Open Windows
Today Microsoft opens its defense against charges from 19 states and the Justice Department that it used monopoly power to require rivals and partners alike to use its Windows operating systems and Internet Explorer Web browser.
The government’s case against the Redmond, Wash., software giant is strong. Last week, for example, America Online Chairman Steve Case dismissed a key argument in Microsoft’s expected defense: that the proposed merger between AOL and Netscape Communications would create a competitor so formidable that Microsoft could no longer constitute a monopoly. Case told a Washington Post reporter that his company had “no flight of fancy that we can dent in any way, shape or form what is a [Microsoft] monopoly in the operating system business.” At the same time, consumer analysts accused Microsoft of using its power to bloat the price of its software, and industry experts said Microsoft was able to choke off the development of new Windows applications by vendors who wouldn’t bow to its terms. Pitiful giant, indeed.
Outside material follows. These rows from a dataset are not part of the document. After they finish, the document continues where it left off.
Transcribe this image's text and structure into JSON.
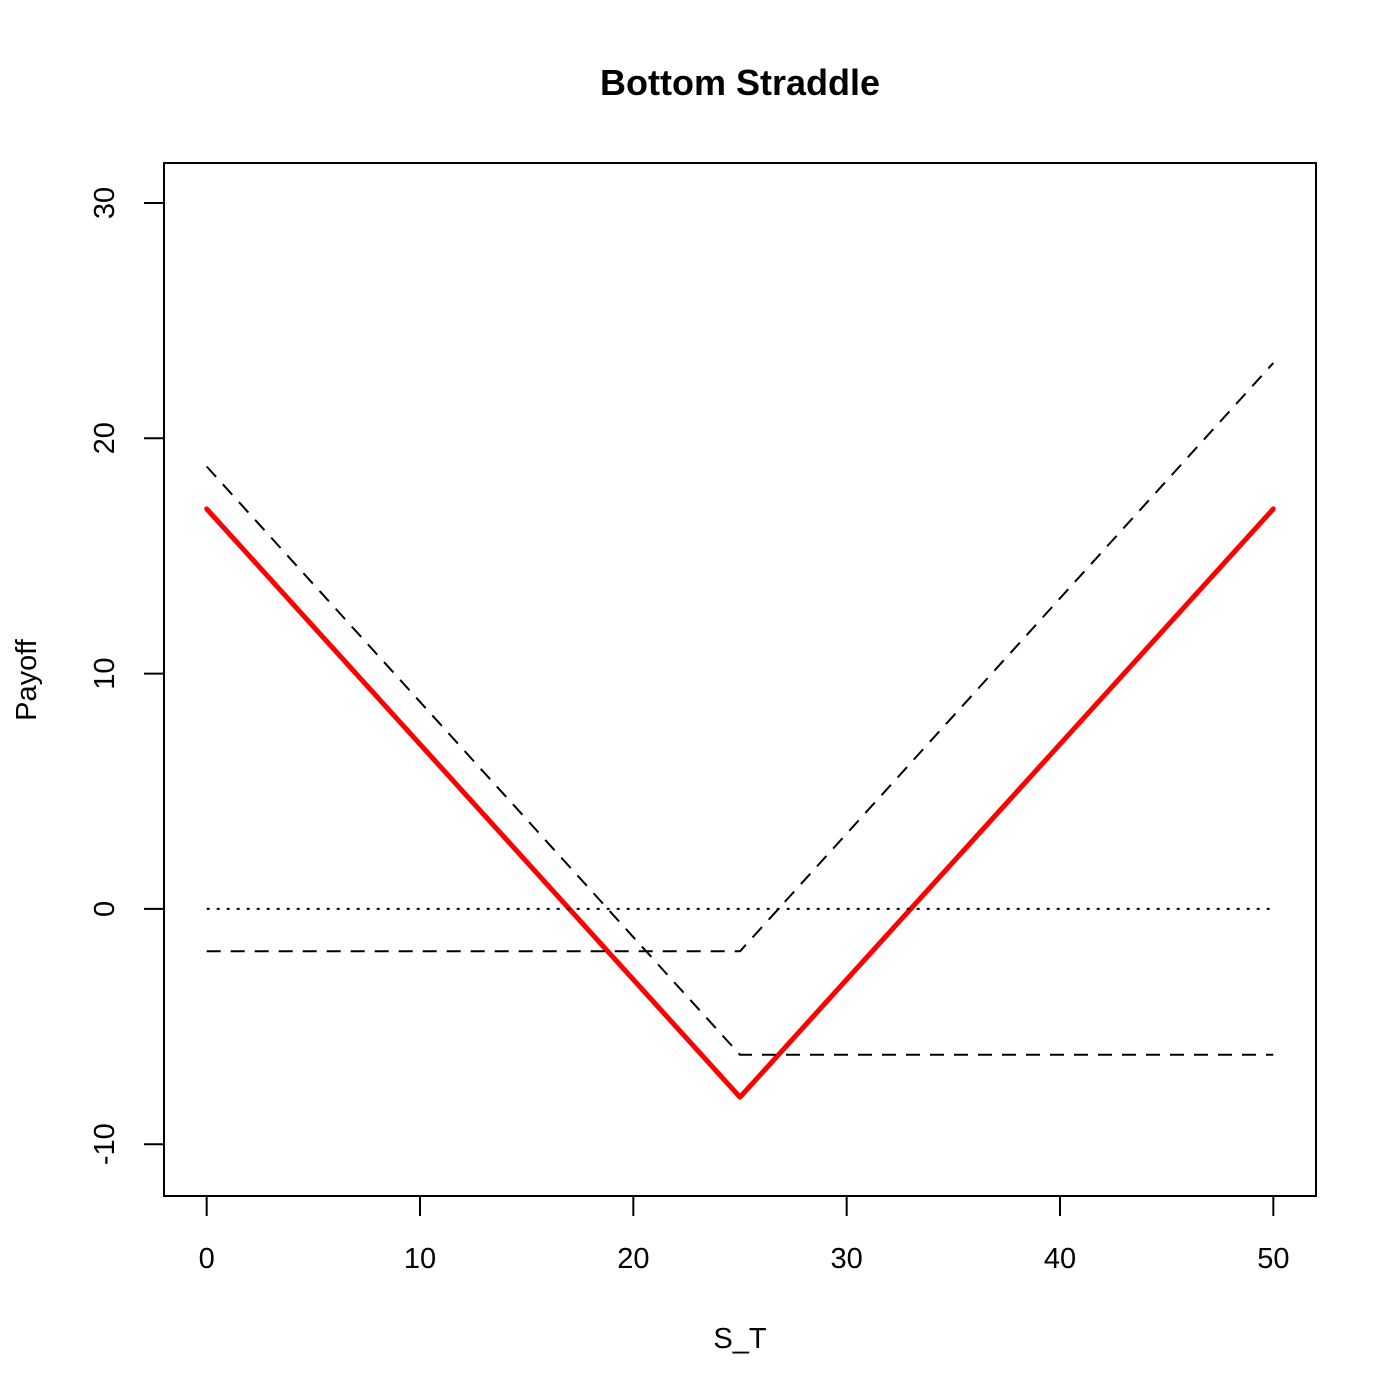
{
  "chart_data": {
    "type": "line",
    "title": "Bottom Straddle",
    "xlabel": "S_T",
    "ylabel": "Payoff",
    "xlim": [
      -2,
      52
    ],
    "ylim": [
      -12.2,
      31.7
    ],
    "xticks": [
      0,
      10,
      20,
      30,
      40,
      50
    ],
    "yticks": [
      -10,
      0,
      10,
      20,
      30
    ],
    "grid": false,
    "legend": "none",
    "series": [
      {
        "style": "solid",
        "color": "#ff0000",
        "x": [
          0,
          25,
          50
        ],
        "y": [
          17,
          -8,
          17
        ]
      },
      {
        "style": "dashed",
        "color": "#000000",
        "x": [
          0,
          25,
          50
        ],
        "y": [
          18.8,
          -6.2,
          -6.2
        ]
      },
      {
        "style": "dashed",
        "color": "#000000",
        "x": [
          0,
          25,
          50
        ],
        "y": [
          -1.8,
          -1.8,
          23.2
        ]
      },
      {
        "style": "dotted",
        "color": "#000000",
        "x": [
          0,
          50
        ],
        "y": [
          0,
          0
        ]
      }
    ]
  }
}
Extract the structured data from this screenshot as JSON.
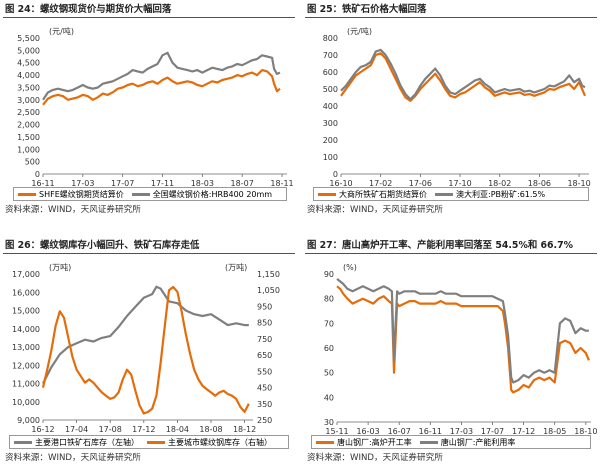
{
  "colors": {
    "orange": "#e46c0a",
    "gray": "#7f7f7f",
    "title_rule": "#2f5597"
  },
  "panels": [
    {
      "title": "图 24：螺纹钢现货价与期货价大幅回落",
      "source": "资料来源：WIND，天风证券研究所",
      "unit_label": "(元/吨)",
      "legend": [
        "SHFE螺纹钢期货结算价",
        "全国螺纹钢价格:HRB400 20mm"
      ]
    },
    {
      "title": "图 25：铁矿石价格大幅回落",
      "source": "资料来源：WIND，天风证券研究所",
      "unit_label": "(元/吨)",
      "legend": [
        "大商所铁矿石期货结算价",
        "澳大利亚:PB粉矿:61.5%"
      ]
    },
    {
      "title": "图 26：螺纹钢库存小幅回升、铁矿石库存走低",
      "source": "资料来源：WIND，天风证券研究所",
      "unit_label": "(万吨)",
      "unit_label_right": "(万吨)",
      "legend": [
        "主要港口铁矿石库存（左轴）",
        "主要城市螺纹钢库存（右轴）"
      ]
    },
    {
      "title": "图 27：唐山高炉开工率、产能利用率回落至 54.5%和 66.7%",
      "source": "资料来源：WIND，天风证券研究所",
      "unit_label": "(%)",
      "legend": [
        "唐山钢厂:高炉开工率",
        "唐山钢厂:产能利用率"
      ]
    }
  ],
  "chart_data": [
    {
      "type": "line",
      "title": "螺纹钢现货价与期货价大幅回落",
      "ylabel": "(元/吨)",
      "ylim": [
        0,
        5500
      ],
      "yticks": [
        "0",
        "500",
        "1,000",
        "1,500",
        "2,000",
        "2,500",
        "3,000",
        "3,500",
        "4,000",
        "4,500",
        "5,000",
        "5,500"
      ],
      "xlim": [
        0,
        24.5
      ],
      "xtick_positions": [
        0,
        4,
        8,
        12,
        16,
        20,
        24
      ],
      "xtick_labels": [
        "16-11",
        "17-03",
        "17-07",
        "17-11",
        "18-03",
        "18-07",
        "18-11"
      ],
      "series": [
        {
          "name": "SHFE螺纹钢期货结算价",
          "color": "#e46c0a",
          "x": [
            0,
            0.5,
            1,
            1.5,
            2,
            2.5,
            3,
            3.5,
            4,
            4.5,
            5,
            5.5,
            6,
            6.5,
            7,
            7.5,
            8,
            8.5,
            9,
            9.5,
            10,
            10.5,
            11,
            11.5,
            12,
            12.5,
            13,
            13.5,
            14,
            14.5,
            15,
            15.5,
            16,
            16.5,
            17,
            17.5,
            18,
            18.5,
            19,
            19.5,
            20,
            20.5,
            21,
            21.5,
            22,
            22.5,
            23,
            23.2,
            23.5,
            23.8
          ],
          "y": [
            2800,
            3050,
            3150,
            3200,
            3150,
            3000,
            3050,
            3100,
            3200,
            3150,
            3000,
            3100,
            3250,
            3200,
            3300,
            3450,
            3500,
            3600,
            3650,
            3550,
            3600,
            3700,
            3750,
            3650,
            3800,
            3900,
            3750,
            3650,
            3700,
            3750,
            3700,
            3600,
            3550,
            3650,
            3750,
            3700,
            3800,
            3850,
            3900,
            4000,
            3950,
            4050,
            4100,
            4000,
            4200,
            4150,
            3950,
            3650,
            3350,
            3450
          ]
        },
        {
          "name": "全国螺纹钢价格:HRB400 20mm",
          "color": "#7f7f7f",
          "x": [
            0,
            0.5,
            1,
            1.5,
            2,
            2.5,
            3,
            3.5,
            4,
            4.5,
            5,
            5.5,
            6,
            6.5,
            7,
            7.5,
            8,
            8.5,
            9,
            9.5,
            10,
            10.5,
            11,
            11.5,
            12,
            12.5,
            13,
            13.5,
            14,
            14.5,
            15,
            15.5,
            16,
            16.5,
            17,
            17.5,
            18,
            18.5,
            19,
            19.5,
            20,
            20.5,
            21,
            21.5,
            22,
            22.5,
            23,
            23.2,
            23.5,
            23.8
          ],
          "y": [
            3000,
            3300,
            3400,
            3450,
            3400,
            3350,
            3400,
            3500,
            3600,
            3500,
            3450,
            3500,
            3650,
            3700,
            3750,
            3850,
            3950,
            4050,
            4200,
            4150,
            4100,
            4250,
            4350,
            4450,
            4800,
            4900,
            4500,
            4300,
            4250,
            4200,
            4150,
            4200,
            4100,
            4200,
            4300,
            4250,
            4200,
            4300,
            4350,
            4450,
            4400,
            4500,
            4600,
            4650,
            4800,
            4750,
            4700,
            4250,
            4050,
            4100
          ]
        }
      ]
    },
    {
      "type": "line",
      "title": "铁矿石价格大幅回落",
      "ylabel": "(元/吨)",
      "ylim": [
        0,
        800
      ],
      "yticks": [
        "0",
        "100",
        "200",
        "300",
        "400",
        "500",
        "600",
        "700",
        "800"
      ],
      "xlim": [
        0,
        25
      ],
      "xtick_positions": [
        0,
        4,
        8,
        12,
        16,
        20,
        24
      ],
      "xtick_labels": [
        "16-10",
        "17-02",
        "17-06",
        "17-10",
        "18-02",
        "18-06",
        "18-10"
      ],
      "series": [
        {
          "name": "大商所铁矿石期货结算价",
          "color": "#e46c0a",
          "x": [
            0,
            0.5,
            1,
            1.5,
            2,
            2.5,
            3,
            3.5,
            4,
            4.5,
            5,
            5.5,
            6,
            6.5,
            7,
            7.5,
            8,
            8.5,
            9,
            9.5,
            10,
            10.5,
            11,
            11.5,
            12,
            12.5,
            13,
            13.5,
            14,
            14.5,
            15,
            15.5,
            16,
            16.5,
            17,
            17.5,
            18,
            18.5,
            19,
            19.5,
            20,
            20.5,
            21,
            21.5,
            22,
            22.5,
            23,
            23.5,
            24,
            24.3,
            24.6
          ],
          "y": [
            460,
            500,
            540,
            580,
            600,
            620,
            640,
            700,
            710,
            680,
            620,
            560,
            500,
            450,
            430,
            460,
            500,
            530,
            560,
            590,
            550,
            500,
            460,
            450,
            470,
            480,
            500,
            520,
            540,
            510,
            490,
            460,
            470,
            480,
            470,
            475,
            480,
            465,
            470,
            460,
            470,
            480,
            500,
            495,
            510,
            520,
            530,
            500,
            540,
            500,
            460
          ]
        },
        {
          "name": "澳大利亚:PB粉矿:61.5%",
          "color": "#7f7f7f",
          "x": [
            0,
            0.5,
            1,
            1.5,
            2,
            2.5,
            3,
            3.5,
            4,
            4.5,
            5,
            5.5,
            6,
            6.5,
            7,
            7.5,
            8,
            8.5,
            9,
            9.5,
            10,
            10.5,
            11,
            11.5,
            12,
            12.5,
            13,
            13.5,
            14,
            14.5,
            15,
            15.5,
            16,
            16.5,
            17,
            17.5,
            18,
            18.5,
            19,
            19.5,
            20,
            20.5,
            21,
            21.5,
            22,
            22.5,
            23,
            23.5,
            24,
            24.3,
            24.6
          ],
          "y": [
            490,
            520,
            560,
            600,
            630,
            640,
            660,
            720,
            730,
            700,
            650,
            590,
            520,
            470,
            440,
            470,
            520,
            560,
            590,
            620,
            580,
            520,
            480,
            470,
            490,
            510,
            530,
            550,
            560,
            530,
            510,
            480,
            490,
            500,
            490,
            495,
            500,
            485,
            490,
            480,
            490,
            500,
            520,
            515,
            530,
            545,
            580,
            540,
            560,
            520,
            510
          ]
        }
      ]
    },
    {
      "type": "line",
      "title": "螺纹钢库存小幅回升、铁矿石库存走低",
      "ylabel": "(万吨)",
      "ylabel_right": "(万吨)",
      "ylim": [
        9000,
        17000
      ],
      "ylim_right": [
        250,
        1150
      ],
      "yticks": [
        "9,000",
        "10,000",
        "11,000",
        "12,000",
        "13,000",
        "14,000",
        "15,000",
        "16,000",
        "17,000"
      ],
      "yticks_right": [
        "250",
        "350",
        "450",
        "550",
        "650",
        "750",
        "850",
        "950",
        "1,050",
        "1,150"
      ],
      "xlim": [
        0,
        25
      ],
      "xtick_positions": [
        0,
        4,
        8,
        12,
        16,
        20,
        24
      ],
      "xtick_labels": [
        "16-12",
        "17-04",
        "17-08",
        "17-12",
        "18-04",
        "18-08",
        "18-12"
      ],
      "series": [
        {
          "name": "主要港口铁矿石库存（左轴）",
          "color": "#7f7f7f",
          "axis": "left",
          "x": [
            0,
            1,
            2,
            3,
            4,
            5,
            6,
            7,
            8,
            9,
            10,
            11,
            12,
            13,
            13.5,
            14,
            15,
            16,
            17,
            18,
            19,
            20,
            21,
            22,
            23,
            24,
            24.5
          ],
          "y": [
            11000,
            11900,
            12600,
            13000,
            13200,
            13400,
            13300,
            13500,
            13600,
            14100,
            14700,
            15200,
            15700,
            15900,
            16300,
            16200,
            15500,
            15400,
            15000,
            14800,
            14700,
            14800,
            14500,
            14200,
            14300,
            14200,
            14200
          ]
        },
        {
          "name": "主要城市螺纹钢库存（右轴）",
          "color": "#e46c0a",
          "axis": "right",
          "x": [
            0,
            0.5,
            1,
            1.5,
            2,
            2.5,
            3,
            3.5,
            4,
            4.5,
            5,
            5.5,
            6,
            6.5,
            7,
            7.5,
            8,
            8.5,
            9,
            9.5,
            10,
            10.5,
            11,
            11.5,
            12,
            12.5,
            13,
            13.5,
            14,
            14.5,
            15,
            15.5,
            16,
            16.5,
            17,
            17.5,
            18,
            18.5,
            19,
            19.5,
            20,
            20.5,
            21,
            21.5,
            22,
            22.5,
            23,
            23.5,
            24,
            24.5
          ],
          "y": [
            450,
            560,
            680,
            830,
            920,
            880,
            760,
            640,
            560,
            520,
            480,
            500,
            480,
            450,
            420,
            400,
            380,
            390,
            420,
            500,
            560,
            530,
            430,
            340,
            290,
            300,
            320,
            400,
            600,
            830,
            1050,
            1070,
            1040,
            920,
            780,
            660,
            560,
            500,
            460,
            440,
            420,
            400,
            420,
            430,
            410,
            400,
            380,
            330,
            300,
            350
          ]
        }
      ]
    },
    {
      "type": "line",
      "title": "唐山高炉开工率、产能利用率回落至 54.5%和 66.7%",
      "ylabel": "(%)",
      "ylim": [
        30,
        90
      ],
      "yticks": [
        "30",
        "40",
        "50",
        "60",
        "70",
        "80",
        "90"
      ],
      "xlim": [
        0,
        24.5
      ],
      "xtick_positions": [
        0,
        3,
        6,
        9,
        12,
        15,
        18,
        21,
        24
      ],
      "xtick_labels": [
        "15-11",
        "16-03",
        "16-07",
        "16-11",
        "17-03",
        "17-07",
        "17-12",
        "18-05",
        "18-10"
      ],
      "series": [
        {
          "name": "唐山钢厂:高炉开工率",
          "color": "#e46c0a",
          "x": [
            0,
            0.3,
            0.6,
            1,
            1.5,
            2,
            2.5,
            3,
            3.5,
            4,
            4.5,
            5,
            5.3,
            5.5,
            5.8,
            6,
            6.5,
            7,
            7.5,
            8,
            8.5,
            9,
            9.5,
            10,
            10.5,
            11,
            11.5,
            12,
            12.5,
            13,
            13.5,
            14,
            14.5,
            15,
            15.5,
            16,
            16.2,
            16.5,
            16.8,
            17,
            17.5,
            18,
            18.5,
            19,
            19.5,
            20,
            20.5,
            21,
            21.5,
            22,
            22.5,
            23,
            23.5,
            24,
            24.3
          ],
          "y": [
            85,
            84,
            82,
            80,
            78,
            79,
            80,
            79,
            78,
            80,
            81,
            79,
            78,
            50,
            78,
            77,
            78,
            79,
            79,
            78,
            78,
            78,
            78,
            79,
            78,
            78,
            78,
            77,
            77,
            77,
            77,
            77,
            77,
            77,
            77,
            75,
            70,
            60,
            43,
            42,
            43,
            45,
            44,
            47,
            48,
            47,
            48,
            46,
            62,
            63,
            62,
            58,
            60,
            58,
            55
          ]
        },
        {
          "name": "唐山钢厂:产能利用率",
          "color": "#7f7f7f",
          "x": [
            0,
            0.3,
            0.6,
            1,
            1.5,
            2,
            2.5,
            3,
            3.5,
            4,
            4.5,
            5,
            5.3,
            5.5,
            5.8,
            6,
            6.5,
            7,
            7.5,
            8,
            8.5,
            9,
            9.5,
            10,
            10.5,
            11,
            11.5,
            12,
            12.5,
            13,
            13.5,
            14,
            14.5,
            15,
            15.5,
            16,
            16.2,
            16.5,
            16.8,
            17,
            17.5,
            18,
            18.5,
            19,
            19.5,
            20,
            20.5,
            21,
            21.5,
            22,
            22.5,
            23,
            23.5,
            24,
            24.3
          ],
          "y": [
            88,
            87,
            86,
            84,
            83,
            84,
            85,
            84,
            83,
            84,
            85,
            84,
            83,
            55,
            83,
            82,
            83,
            83,
            83,
            82,
            82,
            82,
            82,
            83,
            82,
            82,
            82,
            81,
            81,
            81,
            81,
            81,
            81,
            81,
            80,
            79,
            74,
            65,
            48,
            46,
            47,
            49,
            48,
            50,
            51,
            50,
            51,
            50,
            70,
            72,
            71,
            66,
            68,
            67,
            67
          ]
        }
      ]
    }
  ]
}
Presiding over the trial is U.S. District Judge Thomas Penfield Jackson, who was overruled by an appeals court after he ruled against Microsoft in a related case last year. The appeals court reflected a general reluctance among federal judges to apply vague U.S. antitrust laws against tough market players like Microsoft. In addition, federal regulators have not taken warmly to suggestions that Bill Gates’ Microsoft be broken into several “baby Bills,” fearing a breakup might throw one of the fastest locomotives in the American economy off track. And they know that cyberspace has been a home to staunch opponents of government regulation.
However, there is one way to reform Microsoft without dampening any free-market spirit: require it to open up its operating system to other software developers so programs can be written to work with Windows, with or without the approval and licensing of Microsoft.
Microsoft zealously guards its source coding, the actual commands that programmers write to create software, but while it might try to persuade Judge Jackson that its practice is standard in the computing world, the opposite is more and more true. Fueled by the growth of the Internet, freely traded coding, known as “open-source software,” has become so popular among programmers that many now regard it as a kind of moral principle. They profess a passionate belief in its ability to foster the kind of competition and intellectual exchange that’s essential to innovation, from creating more sophisticated software to fixing bugs and inefficiencies. Were Microsoft’s Windows to be opened, think of all the fresh air that would flow in.